His mouth started spewing dirty words again, and she could see him clearly because there was light. She saw Aunt Jama standing in the glow of the light, grabbing Clancy around the neck from behind and squeezing with her arm. He bucked and shoved Aunt Jama against a tree, breaking her hold. Then he turned on her. In the light, Doriann saw a knife flash in his hand. He raised it. Doriann screamed and lunged at his arm. She scraped the inside of his shin with her heel. Aunt Jama had taught her a few things.
He knocked her sideways with his elbow. Aunt Jama hit him again. He hit her back and knocked her down. She reached into her pocket, but he jumped on her. He grabbed her by the throat.
“No!” Doriann jumped onto his back and clutched him by the hair. She screamed into his ear, reached for his face and tried to poke him in the eyes. He knocked her off, elbow gouging into her stomach. She fell to the ground, trying to catch her breath.
Another roar from the water. Jama kicked up and broke Clancy’s hold on her throat. She kicked him again and again.
He raised his knife and plunged it down, but a shadow flew at him and rammed him up and over. He hit the ground with a grunt. A big shape—a man—jumped on top of Clancy and shoved his shoulders backward into the leaf blanket Doriann had made.
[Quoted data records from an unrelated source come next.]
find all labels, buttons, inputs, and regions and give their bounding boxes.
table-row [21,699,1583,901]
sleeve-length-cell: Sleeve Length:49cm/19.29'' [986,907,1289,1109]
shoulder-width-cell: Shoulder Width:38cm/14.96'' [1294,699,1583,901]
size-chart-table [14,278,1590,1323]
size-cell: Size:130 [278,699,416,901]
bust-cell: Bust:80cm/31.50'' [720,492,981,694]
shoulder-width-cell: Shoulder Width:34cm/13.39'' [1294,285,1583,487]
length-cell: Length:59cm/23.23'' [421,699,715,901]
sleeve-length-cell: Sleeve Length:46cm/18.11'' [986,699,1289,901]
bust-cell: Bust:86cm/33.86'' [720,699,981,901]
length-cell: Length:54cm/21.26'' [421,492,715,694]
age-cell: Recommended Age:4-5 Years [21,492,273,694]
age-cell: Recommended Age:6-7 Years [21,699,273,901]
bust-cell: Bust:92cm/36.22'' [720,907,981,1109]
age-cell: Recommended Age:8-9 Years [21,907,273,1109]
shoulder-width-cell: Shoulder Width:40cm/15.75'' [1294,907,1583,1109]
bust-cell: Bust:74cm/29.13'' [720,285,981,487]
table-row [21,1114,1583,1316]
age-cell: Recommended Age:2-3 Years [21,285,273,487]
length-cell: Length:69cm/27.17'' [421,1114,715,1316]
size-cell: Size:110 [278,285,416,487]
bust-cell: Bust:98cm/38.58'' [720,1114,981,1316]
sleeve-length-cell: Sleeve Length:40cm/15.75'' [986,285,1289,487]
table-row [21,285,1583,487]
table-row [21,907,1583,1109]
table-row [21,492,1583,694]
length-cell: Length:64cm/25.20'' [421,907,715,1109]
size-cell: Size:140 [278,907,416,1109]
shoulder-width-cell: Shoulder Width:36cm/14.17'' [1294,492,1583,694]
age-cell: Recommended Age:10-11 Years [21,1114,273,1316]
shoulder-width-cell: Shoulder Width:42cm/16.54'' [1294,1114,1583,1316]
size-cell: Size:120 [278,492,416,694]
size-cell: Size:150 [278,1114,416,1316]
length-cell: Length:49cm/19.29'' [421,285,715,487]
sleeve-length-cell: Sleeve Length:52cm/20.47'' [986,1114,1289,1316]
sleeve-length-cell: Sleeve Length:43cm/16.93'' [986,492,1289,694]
Doriann recognized her uncle Tyrell’s black hair and big shoulders in the bright light. She looked at Aunt Jama, who hadn’t jumped back up the way Doriann expected her to.
“Doriann, are you okay?” Uncle Tyrell asked.
“I’m good, but Aunt Jama’s not moving.”
“I’m moving,” Aunt Jama said quickly. “Just not very fast.” She groaned and sat up.
Doriann scrambled to her side. Uncle Tyrell had Clancy under control. Doriann knew he would.
Aunt Jama was bleeding. Doriann gasped. Aunt Jama reached up and pressed her fingers against Doriann’s lips.
“I’m okay, sweetheart,” she said, then she pulled Doriann into her arms.
“I thought he’d killed you!” Then Doriann burst into tears.